Marcos Pinto 22/03/2016Não queira ficar sem lerEu tenho que concordar com Harlan Coben: sim, esse livro é de roer as unhas. Nunca tinha lido nada da Lisa Jackson e me arrependo profundamente de ter começado tão tarde. Porém, comecei a desbravar a escrita da autora muito bem; Não queira saber me ganhou de forma instantânea. Os motivos? Venha conferir.
Ava é uma mulher bem-sucedida, poderosa e rica. Aliás, ela continua rica, porém os dois adjetivos primeiros acabaram se perdendo desde que tudo aconteceu. Esse “tudo” foi o inexplicável sumiço do filho de Ava. Em uma festa, com diversos presentes, a criança sumiu sem deixar rastros. Ele estava na cama dormindo e simplesmente desapareceu. Ninguém viu, ninguém sabe de nada; ou melhor, isso é o que todos alegam.
Desde o ocorrido, Ava praticamente enlouqueceu. Ela vê coisas que não existem, ouve vozes irreais e tem pesadelos aterradores. Depois de frequentar hospitais, ela acaba voltando para casa, mas tudo ainda parece persistir. Porém, dia após dia, Ava vai demonstrando certa melhora e começa a desconfiar de todos ao seu redor. Estranhamente, todos eles parecem saber de coisas que ela não sabe; pior, parecem manter segredos, fazer conspirações. Será isso apenas imaginação ou verdade? Alucinação ou verdades? Isso é o que você e Ava precisam descobrir.
“– Sem problema. – Mas os olhos dele se fixaram nos dela, e Ava percebeu que os dois estavam mentindo. Ela detestava ser tão submissa, mas sabia que precisava agir com cuidado ou acabaria ficando em observação num hospital, tento a estabilidade mental questionada. De novo” (p. 26).

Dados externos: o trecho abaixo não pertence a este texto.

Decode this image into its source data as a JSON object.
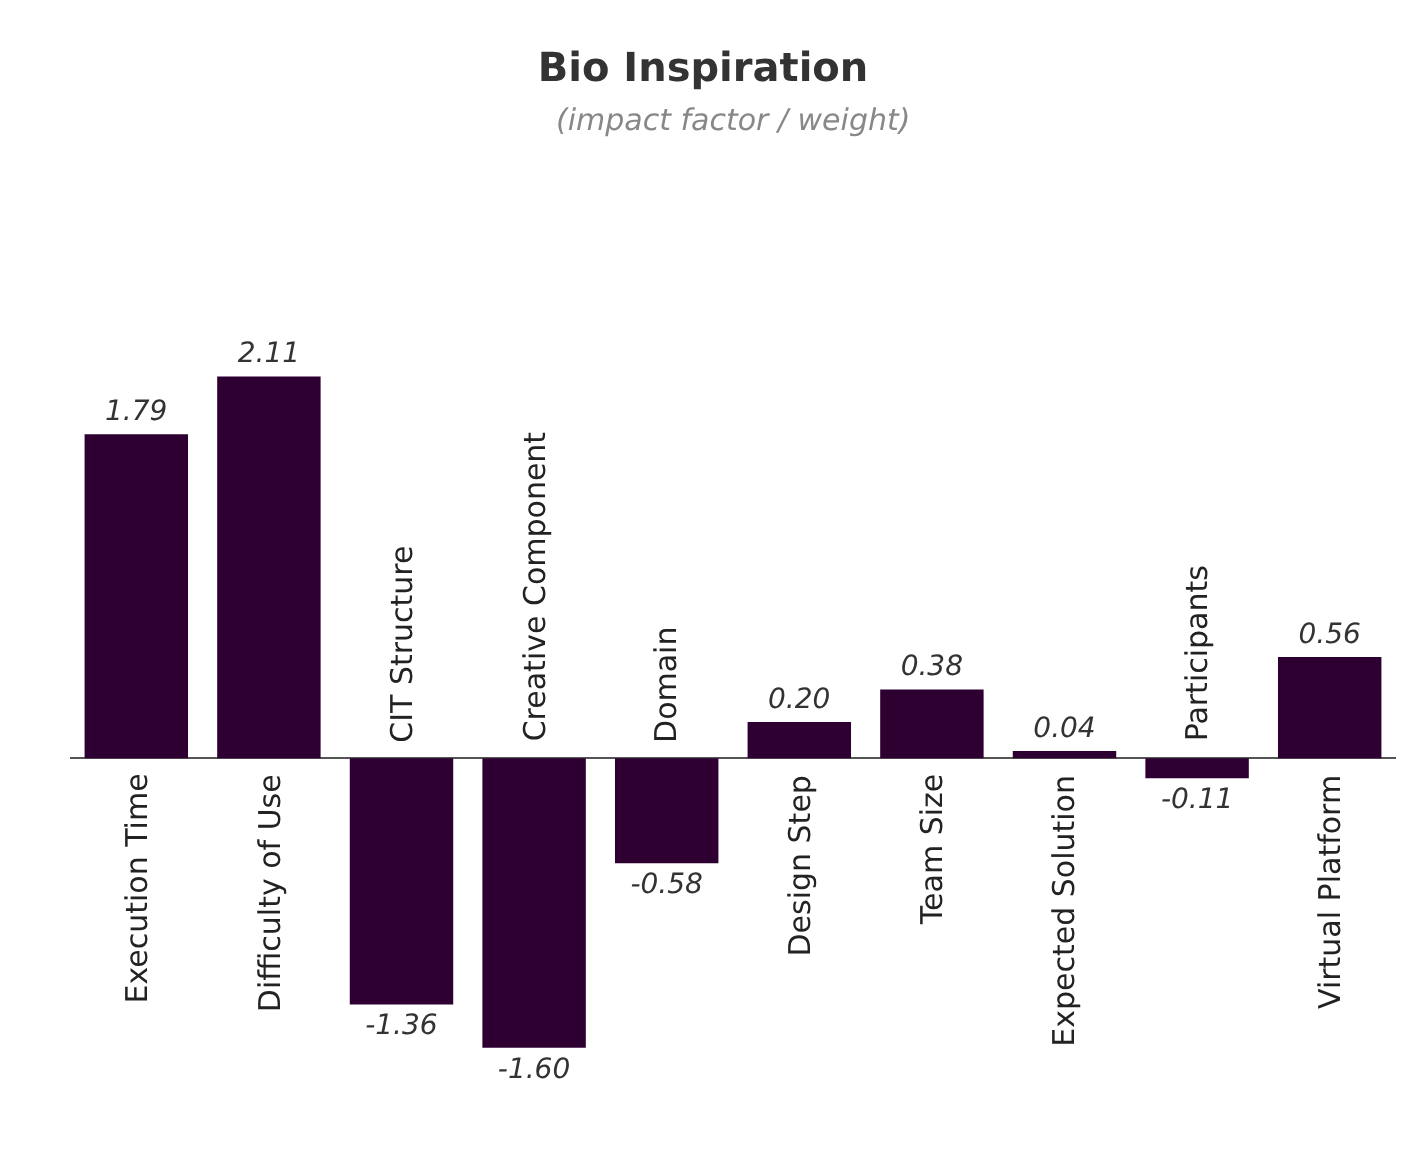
{
  "chart_data": {
    "type": "bar",
    "title": "Bio Inspiration",
    "subtitle": "(impact factor / weight)",
    "categories": [
      "Execution Time",
      "Difficulty of Use",
      "CIT Structure",
      "Creative Component",
      "Domain",
      "Design Step",
      "Team Size",
      "Expected Solution",
      "Participants",
      "Virtual Platform"
    ],
    "values": [
      1.79,
      2.11,
      -1.36,
      -1.6,
      -0.58,
      0.2,
      0.38,
      0.04,
      -0.11,
      0.56
    ],
    "value_labels": [
      "1.79",
      "2.11",
      "-1.36",
      "-1.60",
      "-0.58",
      "0.20",
      "0.38",
      "0.04",
      "-0.11",
      "0.56"
    ],
    "color": "#2e0032"
  }
}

Partindo dessa premissa, Lisa Jackson cria um enredo simplesmente sensacional e quase inigualável. Isso se dá por causa do forte apelo psicológico que a autora trabalha na obra. Enquanto na maior parte das obras policiais o grande mistério é apenas o assassino, aqui temos muito mais. É necessário entender a mente de Ava e das pessoas ao seu redor, seus medos e suas ânsias; e suas razões para cometer as múltiplas possibilidades que podem ter acontecido com a criança. Ademais, precisamos descobrir se tudo não foi simples acaso ou uma conspiração. Descobrir mentiras quando a narração é feita com foco em alguém que não está controlando totalmente suas faculdades mentais é simplesmente genial.

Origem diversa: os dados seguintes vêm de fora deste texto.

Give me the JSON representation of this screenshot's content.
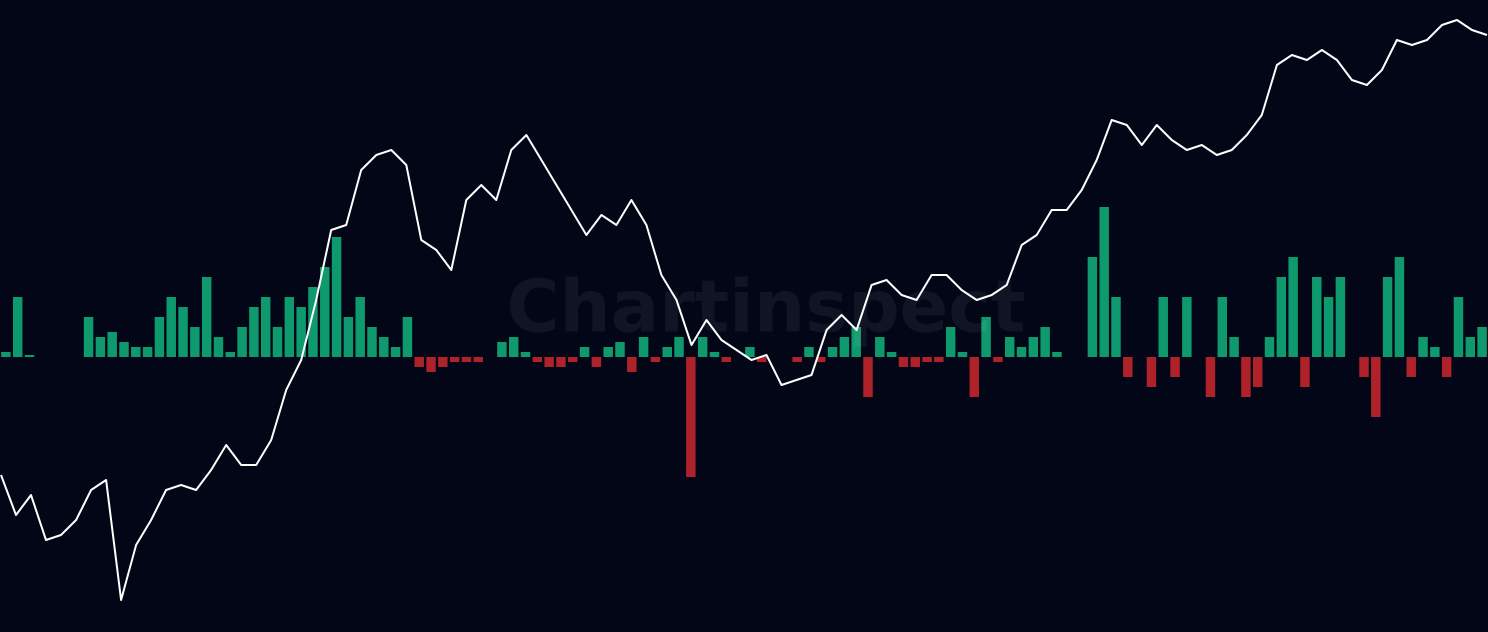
{
  "chart_data": {
    "type": "combo",
    "watermark": "Chartinspect",
    "ylim": [
      -275,
      357
    ],
    "y2lim": [
      0,
      632
    ],
    "series": [
      {
        "type": "bar",
        "color": "#0f9a6e",
        "negative_color": "#b0222a",
        "values": [
          5,
          60,
          2,
          0,
          0,
          0,
          0,
          40,
          20,
          25,
          15,
          10,
          10,
          40,
          60,
          50,
          30,
          80,
          20,
          5,
          30,
          50,
          60,
          30,
          60,
          50,
          70,
          90,
          120,
          40,
          60,
          30,
          20,
          10,
          40,
          -10,
          -15,
          -10,
          -5,
          -5,
          -5,
          0,
          15,
          20,
          5,
          -5,
          -10,
          -10,
          -5,
          10,
          -10,
          10,
          15,
          -15,
          20,
          -5,
          10,
          20,
          -120,
          20,
          5,
          -5,
          0,
          10,
          -5,
          0,
          0,
          -5,
          10,
          -5,
          10,
          20,
          30,
          -40,
          20,
          5,
          -10,
          -10,
          -5,
          -5,
          30,
          5,
          -40,
          40,
          -5,
          20,
          10,
          20,
          30,
          5,
          0,
          0,
          100,
          150,
          60,
          -20,
          0,
          -30,
          60,
          -20,
          60,
          0,
          -40,
          60,
          20,
          -40,
          -30,
          20,
          80,
          100,
          -30,
          80,
          60,
          80,
          0,
          -20,
          -60,
          80,
          100,
          -20,
          20,
          10,
          -20,
          60,
          20,
          30
        ]
      },
      {
        "type": "line",
        "color": "#ffffff",
        "axis": "y2",
        "values": [
          157,
          117,
          137,
          92,
          97,
          112,
          142,
          152,
          32,
          87,
          112,
          142,
          147,
          142,
          162,
          187,
          167,
          167,
          192,
          242,
          272,
          332,
          402,
          407,
          462,
          477,
          482,
          467,
          392,
          382,
          362,
          432,
          447,
          432,
          482,
          497,
          472,
          447,
          422,
          397,
          417,
          407,
          432,
          407,
          357,
          332,
          287,
          312,
          292,
          282,
          272,
          277,
          247,
          252,
          257,
          302,
          317,
          302,
          347,
          352,
          337,
          332,
          357,
          357,
          342,
          332,
          337,
          347,
          387,
          397,
          422,
          422,
          442,
          472,
          512,
          507,
          487,
          507,
          492,
          482,
          487,
          477,
          482,
          497,
          517,
          567,
          577,
          572,
          582,
          572,
          552,
          547,
          562,
          592,
          587,
          592,
          607,
          612,
          602,
          597
        ]
      }
    ]
  }
}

Outro ponto que merece ser destacado é a autora ter conseguido trabalhar tudo isso de maneira que a narrativa ainda ficasse ágil e eletrizante. No começo, a autora prende o leitor na ambientação, fazendo-o que ele comece a desconfiar de Ava e de todos os personagens. Quando a ação começa, tudo fica ainda mais ágil e torna-se praticamente impossível largar a obra. A autora sabe como fisgar o leitor até nos momentos onde nada acontece.
Outro fator que contribui para o sucesso da obra é a ausência de heróis. No livro, não temos nenhum policial salvador da pátria. Isso torna a obra mais real, afinal, é muito mais fácil nos identificarmos com uma mãe desesperada do que com um policial “linha dura” que procura por provas.

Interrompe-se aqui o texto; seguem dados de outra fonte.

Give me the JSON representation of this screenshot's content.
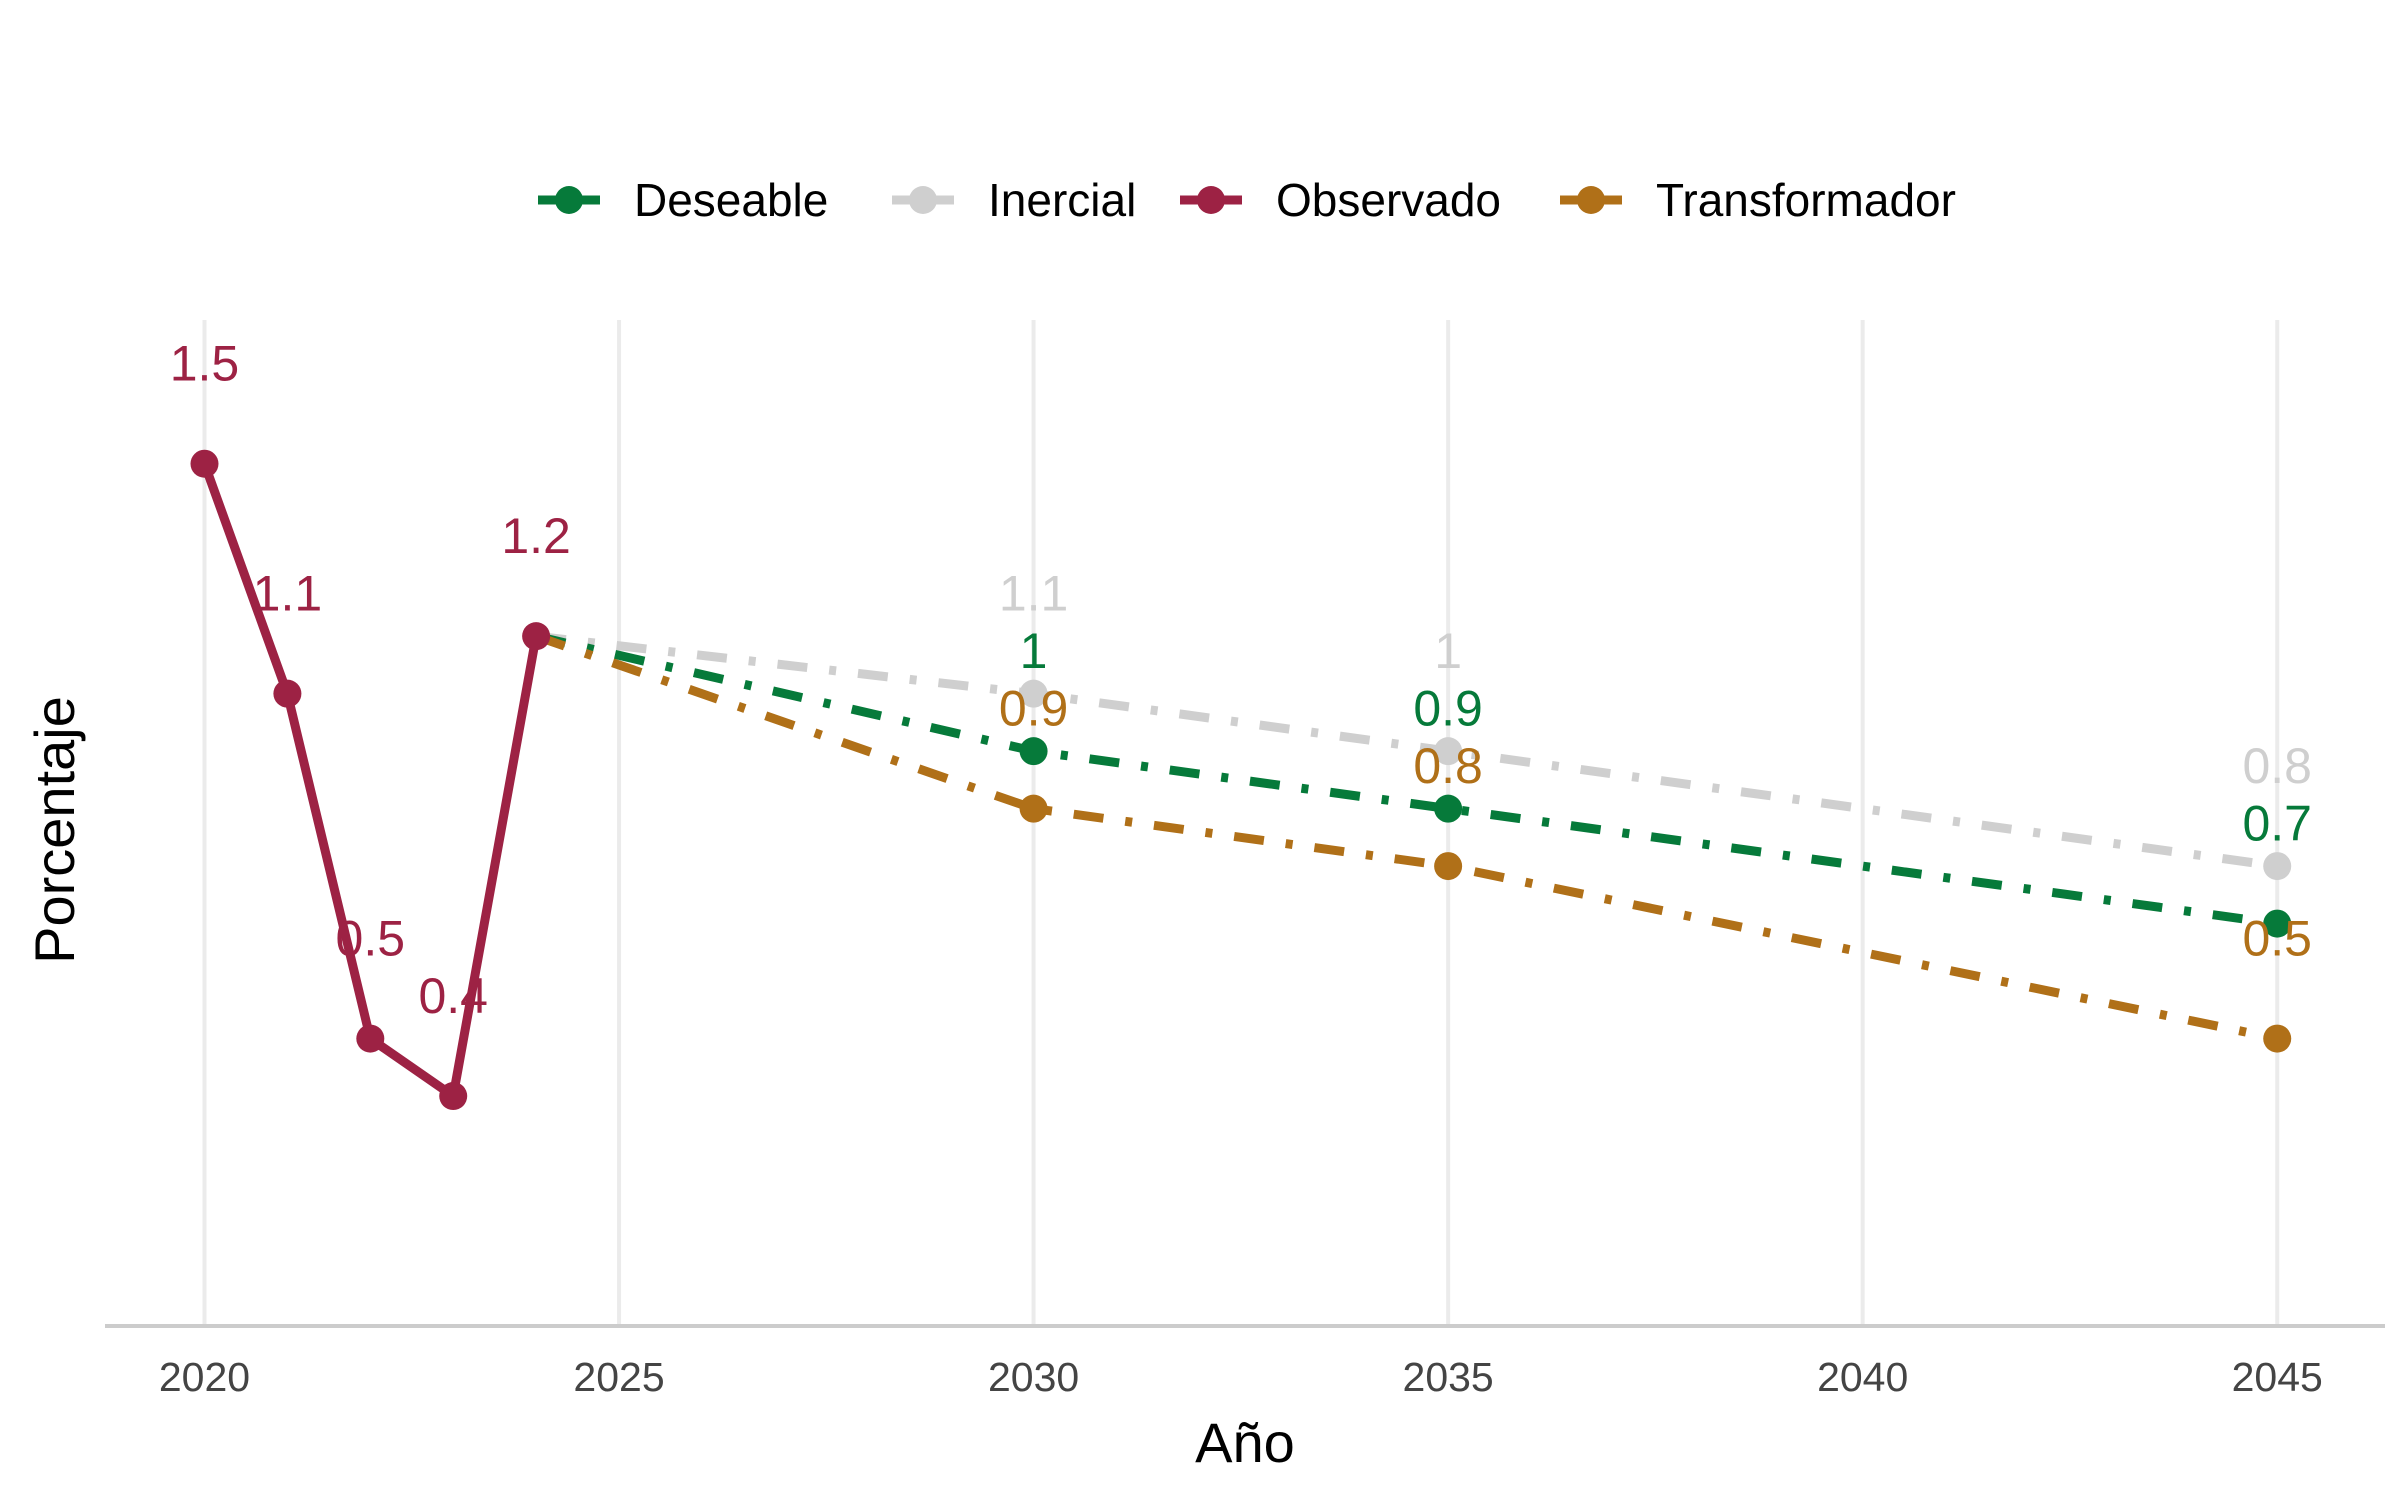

“Talvez todos os membros da família que a consideravam maluca tivessem razão. Havia grandes chances de ela ser louca de pedra” (p. 40).
Além do ponto anterior, outro fator que faz com que o leitor se aproxime do enredo é a excelente construção dos personagens. Ava é uma mulher sofrida, perturbada e talvez um pouco louca. A autora consegue trabalhar cada aspecto dela de forma que se torne cada vez mais humana e real. Outros personagens da obra, como o Wyatt, marido da protagonista, também recebem esse tratamento especial da autora. Contudo, como já dito, a obra é narrada com foco principal em Ava, então todos os demais personagens são vistos como ela os vê, o que pode enganar o leitor.
Quanto à parte física, também não tenho reclamações. A capa está simplesmente maravilhosa: sombria e com um pouco de mistério, o que combina perfeitamente com o enredo. A diagramação, por sua vez, é bem simples, mas confortável. As folhas são brancas, mas como as letras possuem um bom tamanho e o espaçamento é ideal, não prejudica em nada a leitura. A revisão e tradução também foram bem feitas.
Com base em todos esses aspectos, com certeza eu indico Não queira saber. Seja você fã de livros de mistério ou não, certamente irá gostar dessa obra, pois o lado emocional e psicológico foi muito bem explorado. Só deixo um aviso prévio: não confie em ninguém.
“É para isso que serve a família, sabia? Para amar até a morte, só que arrancando o coração da gente no caminho” (p. 225).